Caryophyllene: Identified by its peppery aroma, caryophyllene gives black pepper its zing and cannabis its spicy smell. It’s one of the only terpenes known to act as a cannabinoid by activating CB2 receptors.
Limonene: Responsible for the citrusy smell of citrus fruits, limonene is believed to have energizing properties and appears to fight oxidative stress, like other terpenes.
Linalool: The soothing aroma of lavender is due to linalool. Scientists believe this terpene might possess genuine sleep-inducing properties.

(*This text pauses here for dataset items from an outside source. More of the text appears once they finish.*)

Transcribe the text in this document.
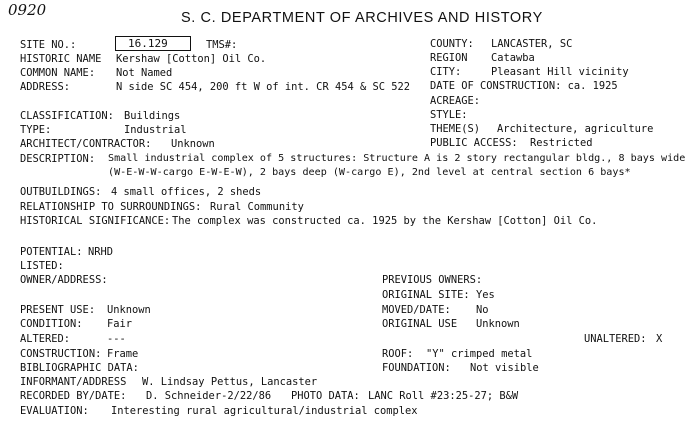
0920	S. C. DEPARTMENT OF ARCHIVES AND HISTORY
SITE NO.:	16.129	TMS#:	COUNTY: LANCASTER, SC
HISTORIC NAME Kershaw [Cotton] Oil Co.	REGION Catawba
COMMON NAME: Not Named	CITY:	Pleasant Hill vicinity
ADDRESS:	N side SC 454, 200 ft W of int. CR 454 & SC 522 DATE OF CONSTRUCTION: ca. 1925
ACREAGE:
CLASSIFICATION: Buildings	STYLE:
TYPE:	Industrial	THEME(S) Architecture, agriculture
ARCHITECT/CONTRACTOR: Unknown	PUBLIC ACCESS: Restricted
DESCRIPTION: Small industrial complex of 5 structures: Structure A is 2 story rectangular bldg., 8 bays wide
(W-E-W-W-cargo E-W-E-W), 2 bays deep (W-cargo E), 2nd level at central section 6 bays*
OUTBUILDINGS: 4 small offices, 2 sheds
RELATIONSHIP TO SURROUNDINGS: Rural Community
HISTORICAL SIGNIFICANCE: The complex was constructed ca. 1925 by the Kershaw [Cotton] Oil Co.
POTENTIAL: NRHD
LISTED:
OWNER/ADDRESS:	PREVIOUS OWNERS:
ORIGINAL SITE: Yes
PRESENT USE: Unknown	MOVED/DATE: No
CONDITION: Fair	ORIGINAL USE Unknown
ALTERED:	---	UNALTERED: X
CONSTRUCTION: Frame	ROOF: "Y" crimped metal
BIBLIOGRAPHIC DATA:	FOUNDATION: Not visible
INFORMANT/ADDRESS W. Lindsay Pettus, Lancaster
RECORDED BY/DATE: D. Schneider-2/22/86 PHOTO DATA: LANC Roll #23:25-27; B&W
EVALUATION: Interesting rural agricultural/industrial complex
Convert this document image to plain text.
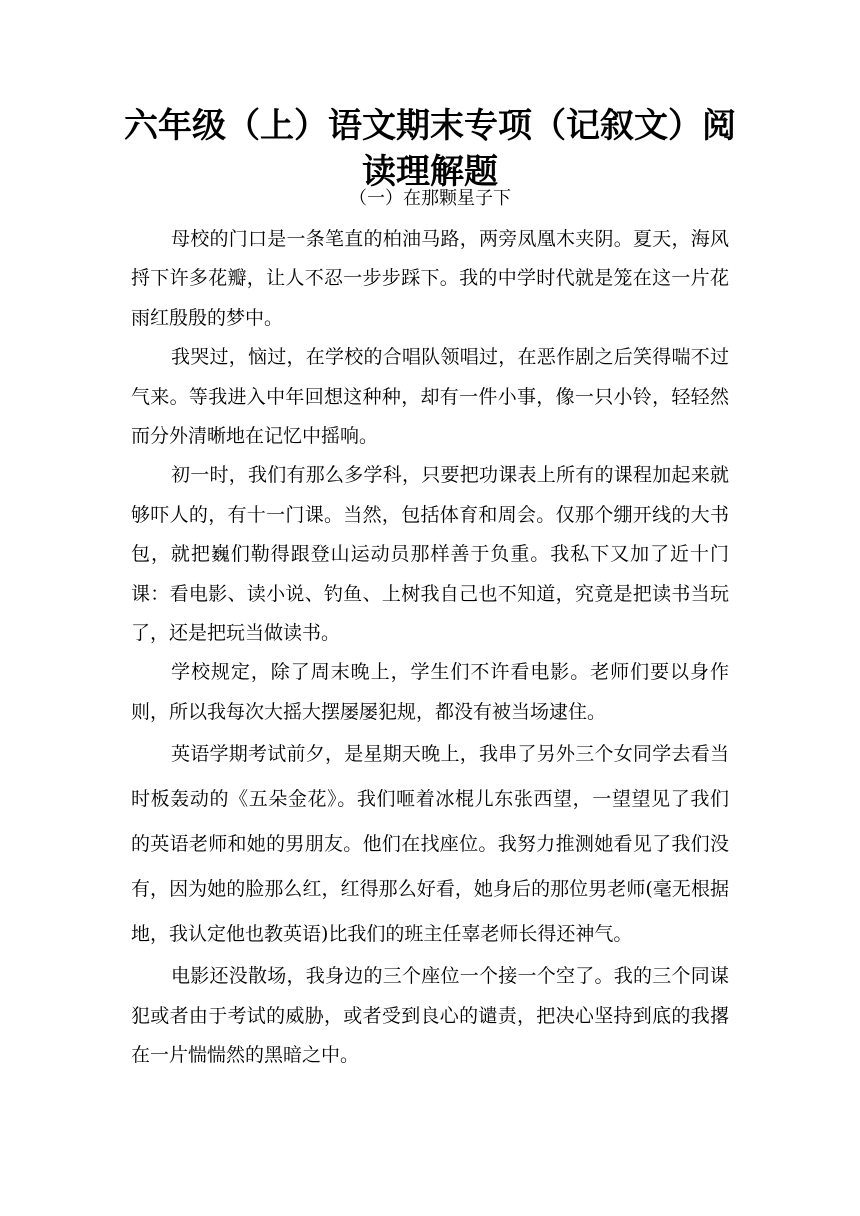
六年级（上）语文期末专项（记叙文）阅读理解题
（一）在那颗星子下

母校的门口是一条笔直的柏油马路，两旁凤凰木夹阴。夏天，海风捋下许多花瓣，让人不忍一步步踩下。我的中学时代就是笼在这一片花雨红殷殷的梦中。

我哭过，恼过，在学校的合唱队领唱过，在恶作剧之后笑得喘不过气来。等我进入中年回想这种种，却有一件小事，像一只小铃，轻轻然而分外清晰地在记忆中摇响。

初一时，我们有那么多学科，只要把功课表上所有的课程加起来就够吓人的，有十一门课。当然，包括体育和周会。仅那个绷开线的大书包，就把巍们勒得跟登山运动员那样善于负重。我私下又加了近十门课：看电影、读小说、钓鱼、上树我自己也不知道，究竟是把读书当玩了，还是把玩当做读书。

学校规定，除了周末晚上，学生们不许看电影。老师们要以身作则，所以我每次大摇大摆屡屡犯规，都没有被当场逮住。

英语学期考试前夕，是星期天晚上，我串了另外三个女同学去看当时板轰动的《五朵金花》。我们咂着冰棍儿东张西望，一望望见了我们的英语老师和她的男朋友。他们在找座位。我努力推测她看见了我们没有，因为她的脸那么红，红得那么好看，她身后的那位男老师(毫无根据地，我认定他也教英语)比我们的班主任辜老师长得还神气。

电影还没散场，我身边的三个座位一个接一个空了。我的三个同谋犯或者由于考试的威胁，或者受到良心的谴责，把决心坚持到底的我撂在一片惴惴然的黑暗之中。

Pinene: As the name suggests, pinene gives pine needles their piney smell. In addition to exhibiting antioxidant properties, pinene might also help open your airways.
Combining Terpenes and Cannabinoids in Products
Creating a stand-out cannabinoid product often necessitates incorporating terpenes. However, this isn’t simply about mixing the two types of ingredients. Combining terpenes and cannabinoids is an art that, if mastered, results in high-quality, effective products.
The Entourage Effect
The scientific community increasingly agrees that without terpenes, the entourage effect is only a partial phenomenon. A recent peer-reviewed study supports Dr. Ethan Russo’s long-held view that terpenes are as essential to the efficacy of the entourage effect as cannabinoids.
Quality of Terpenes
Unlike cannabinoids, which are relatively chemically stable once they’ve achieved their decarboxylated forms, terpenes degrade rapidly in effectiveness when exposed to oxidative stress. Terpenes added to cannabinoid products must therefore be treated with the utmost care during the extraction and distillation process. Terpene manufacturers should be able to provide assurance that their products are undamaged and offer full efficacy.
Synergy Between Terpenes and Cannabinoids
Terpenes and cannabinoids are very different compounds, but these differences lend both types of compounds their strength. Independently, a cannabinoid (or even multiple cannabinoids) cannot fully deliver the therapeutic potential of cannabis. The same is true for terpenes, which without cannabinoids lack potency. However, when both types of compounds are correctly combined, the diverse benefits of cannabinoids and terpenes achieve an unmatched strength.